This study successfully implemented novel technologies in olive oil mills to develop an efficient large-sized industrial process for the continuous extraction of healthier EVOOs that are enriched with bioactive compounds, such as polyphenols and tocols. By integrating US and pulsed electric field (PEF) technologies into a single continuous-flow setup, we eliminated the need for traditional malaxation. This innovative setup, which combines acoustic cavitation and electroporation, not only improved daily oil production by nearly 45%, but also enriched the EVOO nutritional profile with significant increases in polyphenols (8–12%) and tocols (3–5%), while also providing better stability in these parameters in the first months after production. These enhancements elevate the quality, market value and shelf-life of EVOO. At 30 days AAT, all the oil samples recorded maintained the initial classification category of EVOO with good organoleptic properties, showing values of median fruitiness and bitter and pungent attributes always above 3.5, without negative attributes, and total amounts of tocols and polyphenols that meet the EFSA 4th and 5th “health” claims. Additionally, the elimination of kneading during malaxation resulted in significant energy savings (approximately 35%). Thus, the introduction of continuous-flow US and PEF technologies represents a significant advancement in the EVOO industry, offering substantial benefits to both producers and consumers by meeting the growing demand for healthier, nutrient-enriched products.
Finally, the presented data support the technological advancement and economic viability of using US and US + PEF_P in EVOO production. This approach not only enhances productivity and oil quality, but also optimizes energy use, representing a promising shift towards more sustainable and efficient agricultural practices. However, the choice of technology must align with specific operational goals, while balancing the trade-offs between initial investments and on-going energy costs. Our detailed analysis of these configurations provides a comprehensive basis for decision-making in the deployment of these innovative technologies in industrial settings.
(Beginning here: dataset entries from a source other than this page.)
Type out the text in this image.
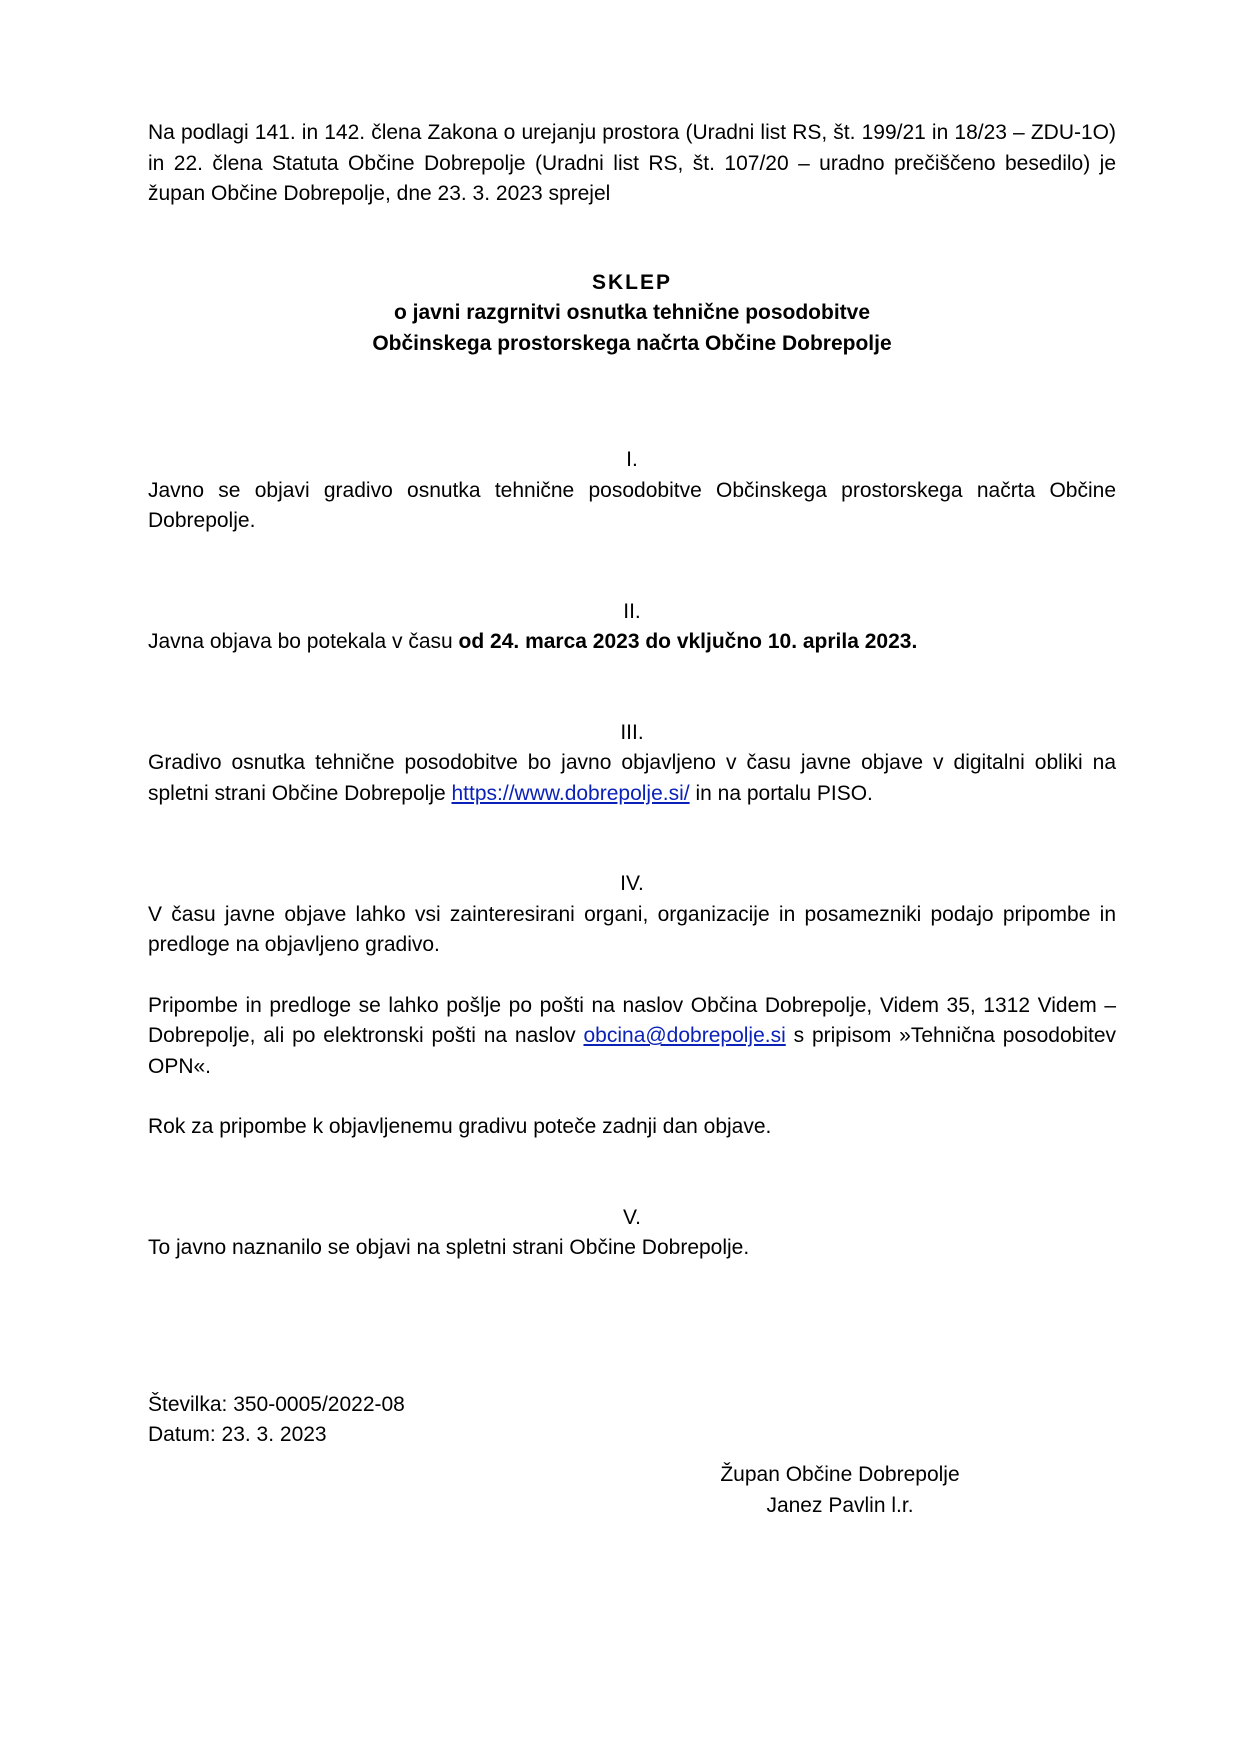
Na podlagi 141. in 142. člena Zakona o urejanju prostora (Uradni list RS, št. 199/21 in 18/23 – ZDU-1O) in 22. člena Statuta Občine Dobrepolje (Uradni list RS, št. 107/20 – uradno prečiščeno besedilo) je župan Občine Dobrepolje, dne 23. 3. 2023 sprejel

SKLEP
o javni razgrnitvi osnutka tehnične posodobitve
Občinskega prostorskega načrta Občine Dobrepolje

I.

Javno se objavi gradivo osnutka tehnične posodobitve Občinskega prostorskega načrta Občine Dobrepolje.

II.

Javna objava bo potekala v času od 24. marca 2023 do vključno 10. aprila 2023.

III.

Gradivo osnutka tehnične posodobitve bo javno objavljeno v času javne objave v digitalni obliki na spletni strani Občine Dobrepolje https://www.dobrepolje.si/ in na portalu PISO.

IV.

V času javne objave lahko vsi zainteresirani organi, organizacije in posamezniki podajo pripombe in predloge na objavljeno gradivo.

Pripombe in predloge se lahko pošlje po pošti na naslov Občina Dobrepolje, Videm 35, 1312 Videm – Dobrepolje, ali po elektronski pošti na naslov obcina@dobrepolje.si s pripisom »Tehnična posodobitev OPN«.

Rok za pripombe k objavljenemu gradivu poteče zadnji dan objave.

V.

To javno naznanilo se objavi na spletni strani Občine Dobrepolje.

Številka: 350-0005/2022-08
Datum: 23. 3. 2023
Župan Občine Dobrepolje
Janez Pavlin l.r.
Future studies should focus on long-term operational data and the impact of these technologies on consumer acceptance and market dynamics.

Supplementary Materials

The following supporting information can be downloaded at: https://www.mdpi.com/article/10.3390/foods13162613/s1, Figure S1: (a) EVOO plant, overview. US + PEF system configuration, which was used with PEF device off for trial “US”, with both US and PEF (positive mode) on for trial “US + PEF_P”, with both US and PEF (bipolar mode) on for trial “US + PEF_B”, used with US devices off for trial M + PEF_P (malaxation first and then PEF in positive mode). (b) US industrial reactor. (c) A: PEF generator and treatment chamber; B: PEF generator connection to decanting unit and controller screen, Figure S2: Pareto charts relative to CTRL trial. A: total equipment cost; B: Energy consumption, Figure S3: Pareto charts relative to US trial. A: total equipment cost; B: Energy consumption, Figure S4: Pareto charts relative to US + PEF trial. A: total equipment cost; B: Energy consumption, Figure S5: Pareto charts relative to M + PEF trial. A: total equipment cost; B: Energy consumption, Table S1: Fatty acids and sterols composition of EVOO produced by classical oil mill (CONTROL), Table S2: Analysis of olive oils produced by classical oil mill (CONTROL) from green Coratina variety (External certified laboratories, Unito laboratories), Table S3: Analysis of olive oils produced by the application of ultrasound (US) from green Coratina variety (External laboratories, Unito laboratories), Table S4: Analysis of olive oils produced by the application of combined ULTRASOUND and positive PEF (US + PEF_P) from green Coratina variety (External laboratories, Unito laboratories), Table S5: Analysis of olive oils produced by the application of combined ULTRASOUND and bipolar PEF (US + PEF_B) from green Coratina variety (external laboratories, Unito laboratories), Table S6: Analysis of olive oils produced by the application of positive PEF (M + PEF_P) from green Coratina variety (External laboratories, Unito laboratories), Table S7: Costs of major equipment and Energy consumption–Conventional Oil extraction [CTRL], Table S8: Costs of major equipment and Energy consumption–Ultrasound oil extraction [US Trial], Table S9: Costs of major equipment and Energy consumption–Ultrasound oil extraction combined with Pulsed Electric field (polar mode) [US + PEF_P Trial], Table S10: Costs of major equipment and Energy consumption–Pulsed Electric field (polar mode) extraction combined with malaxation [M + PEF_P Trial].

Author Contributions

Conceptualization, L.B., A.B., G.G., E.C.G. and G.C. (Giancarlo Cravotto); methodology, G.G. (Giancarlo Cravotto) and G.C. (Giorgio Capaldi); validation, M.P., L.B. and D.R.; formal analysis, L.B. and E.C.G.; investigation, L.B., E.C.G., G.G., L.B., G.C. (Giorgio Capaldi) and D.R.; resources, G.C. (Giancarlo Cravotto); data curation, A.B., G.C. (Giancarlo Cravotto) and E.C.G.; writing—original draft preparation, L.B., G.G., A.B. and E.C.G.; writing—review and editing, L.B. and G.C. (Giancarlo Cravotto); supervision, G.C. (Giancarlo Cravotto). All authors have read and agreed to the published version of the manuscript.

Funding

H2020 Knowledge and Innovation Communities (EIT-KIC) Granted EIT Food project PHENOILS “New technologies implementation in RIS regions’ olive oil mills for healthier olive oil extraction”.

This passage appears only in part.